Frequency comb

Last decade of laser spectroscopy has marked a remarkable progress in the fields of ultrafast optics and optical frequency metrology, based on the possibility of precise radiation control from the femtosecond lasers. The spectrum of these lasers makes a large number of discrete, properly spaced, sharp lines of different wavelengths/frequencies – hence the name frequent comb. Thus the frequency comb generated by the femtosecond laser can be used as a frequency ruler for measuring optical frequencies in the same way that the regular ruler is used to measure the length.

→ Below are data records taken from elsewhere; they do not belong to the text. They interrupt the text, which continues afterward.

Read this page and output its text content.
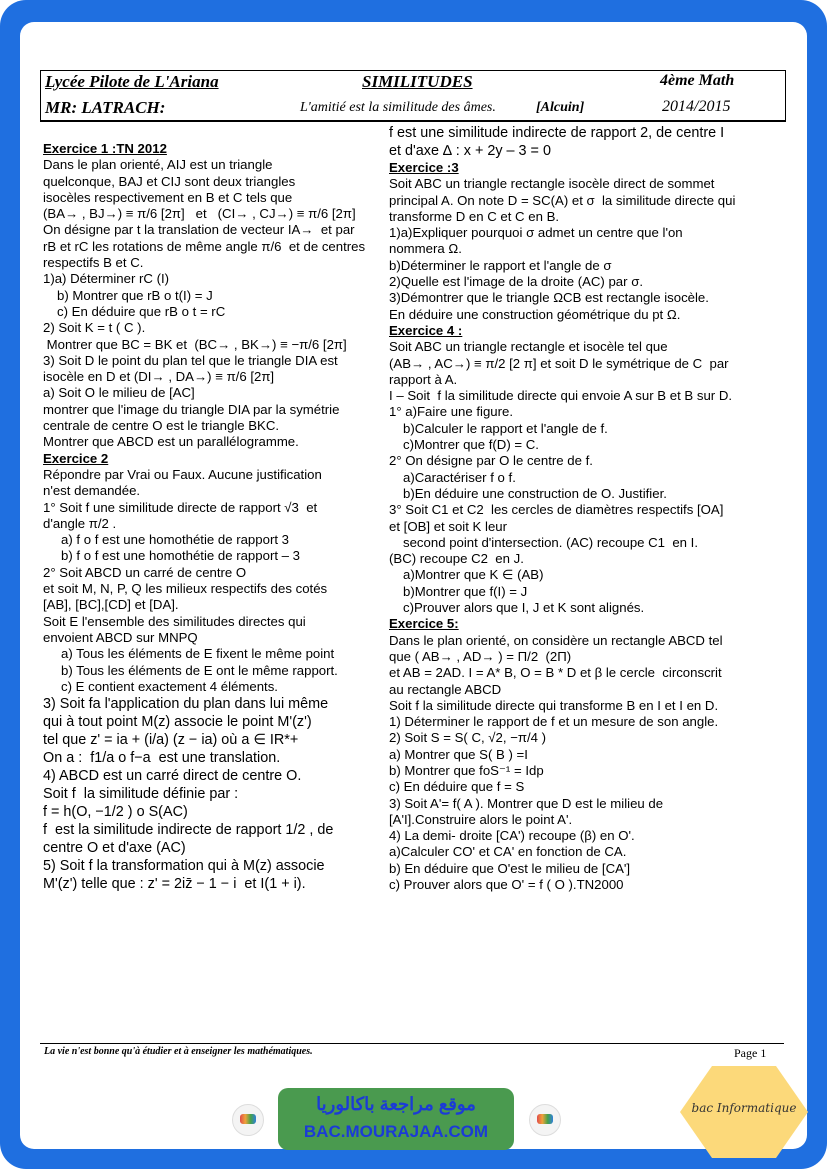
Lycée Pilote de L'Ariana	SIMILITUDES	4ème Math
MR: LATRACH:	L'amitié est la similitude des âmes.	[Alcuin]	2014/2015

Exercice 1 :TN 2012

Dans le plan orienté, AIJ est un triangle

quelconque, BAJ et CIJ sont deux triangles

isocèles respectivement en B et C tels que

(BA→ , BJ→) ≡ π/6 [2π]   et   (CI→ , CJ→) ≡ π/6 [2π]

On désigne par t la translation de vecteur IA→  et par

rB et rC les rotations de même angle π/6  et de centres

respectifs B et C.

1)a) Déterminer rC (I)

b) Montrer que rB o t(I) = J

c) En déduire que rB o t = rC

2) Soit K = t ( C ).

Montrer que BC = BK et  (BC→ , BK→) ≡ −π/6 [2π]

3) Soit D le point du plan tel que le triangle DIA est

isocèle en D et (DI→ , DA→) ≡ π/6 [2π]

a) Soit O le milieu de [AC]

montrer que l'image du triangle DIA par la symétrie

centrale de centre O est le triangle BKC.

Montrer que ABCD est un parallélogramme.

Exercice 2

Répondre par Vrai ou Faux. Aucune justification

n'est demandée.

1° Soit f une similitude directe de rapport √3  et

d'angle π/2 .

a) f o f est une homothétie de rapport 3

b) f o f est une homothétie de rapport – 3

2° Soit ABCD un carré de centre O

et soit M, N, P, Q les milieux respectifs des cotés

[AB], [BC],[CD] et [DA].

Soit E l'ensemble des similitudes directes qui

envoient ABCD sur MNPQ

a) Tous les éléments de E fixent le même point

b) Tous les éléments de E ont le même rapport.

c) E contient exactement 4 éléments.

3) Soit fa l'application du plan dans lui même

qui à tout point M(z) associe le point M'(z')

tel que z' = ia + (i/a) (z − ia) où a ∈ IR*+

On a :  f1/a o f−a  est une translation.

4) ABCD est un carré direct de centre O.

Soit f  la similitude définie par :

f = h(O, −1/2 ) o S(AC)

f  est la similitude indirecte de rapport 1/2 , de

centre O et d'axe (AC)

5) Soit f la transformation qui à M(z) associe

M'(z') telle que : z' = 2iz̄ − 1 − i  et I(1 + i).

f est une similitude indirecte de rapport 2, de centre I

et d'axe ∆ : x + 2y – 3 = 0

Exercice :3

Soit ABC un triangle rectangle isocèle direct de sommet

principal A. On note D = SC(A) et σ  la similitude directe qui

transforme D en C et C en B.

1)a)Expliquer pourquoi σ admet un centre que l'on

nommera Ω.

b)Déterminer le rapport et l'angle de σ

2)Quelle est l'image de la droite (AC) par σ.

3)Démontrer que le triangle ΩCB est rectangle isocèle.

En déduire une construction géométrique du pt Ω.

Exercice 4 :

Soit ABC un triangle rectangle et isocèle tel que

(AB→ , AC→) ≡ π/2 [2 π] et soit D le symétrique de C  par

rapport à A.

I – Soit  f la similitude directe qui envoie A sur B et B sur D.

1° a)Faire une figure.

b)Calculer le rapport et l'angle de f.

c)Montrer que f(D) = C.

2° On désigne par O le centre de f.

a)Caractériser f o f.

b)En déduire une construction de O. Justifier.

3° Soit C1 et C2  les cercles de diamètres respectifs [OA]

et [OB] et soit K leur

second point d'intersection. (AC) recoupe C1  en I.

(BC) recoupe C2  en J.

a)Montrer que K ∈ (AB)

b)Montrer que f(I) = J

c)Prouver alors que I, J et K sont alignés.

Exercice 5:

Dans le plan orienté, on considère un rectangle ABCD tel

que ( AB→ , AD→ ) = Π/2  (2Π)

et AB = 2AD. I = A* B, O = B * D et β le cercle  circonscrit

au rectangle ABCD

Soit f la similitude directe qui transforme B en I et I en D.

1) Déterminer le rapport de f et un mesure de son angle.

2) Soit S = S( C, √2, −π/4 )

a) Montrer que S( B ) =I

b) Montrer que foS⁻¹ = Idp

c) En déduire que f = S

3) Soit A'= f( A ). Montrer que D est le milieu de

[A'I].Construire alors le point A'.

4) La demi- droite [CA') recoupe (β) en O'.

a)Calculer CO' et CA' en fonction de CA.

b) En déduire que O'est le milieu de [CA']

c) Prouver alors que O' = f ( O ).TN2000

La vie n'est bonne qu'à étudier et à enseigner les mathématiques.	Page 1
موقع مراجعة باكالوريا
BAC.MOURAJAA.COM
bac Informatique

The frequency comb is the ideal light source for a broadband spectroscopy with an optical resonator. Its spectrum extends to several hundreds of nanometers in wavelength, allowing multiple different compounds to be explored at the same time, while the highly defined mode structure of the frequency comb enables high-resolution spectroscopy. The frequency comb can be very effectively coupled with the resonant modes of the optical resonator/cavity, which adds to ultrahigh sensitivity. Such characteristics of Cavity-Enhanced Frequency Comb Spectroscopy (CEFCS) makes it the ideal detection technique of trace species (atoms, molecules, etc.), with a wide range of applications such as:

• Medical analysis of human breath – disease diagnosis by detecting the presence of biomarker molecules in the patient’s breath;
• Detection of explosive materials and biologically hazardous or harmful substances;
• Air quality control.

The CEFCS technique couples the optical frequency comb with a high-quality optical resonator that contains unknown atoms and molecules. Unknown compounds within the resonator absorb the light at precisely defined wavelengths, characteristic and unique for particular atoms and molecules. The comb-resonator coupling allows for a dramatic increase of the optical path of the light in the sample, resulting in ultra-high detection sensitivity. The light going out of the resonator is then spectrally analyzed and the absorption lines are identified, thus achieving unambiguous analysis of unknown atoms and molecules within the resonator.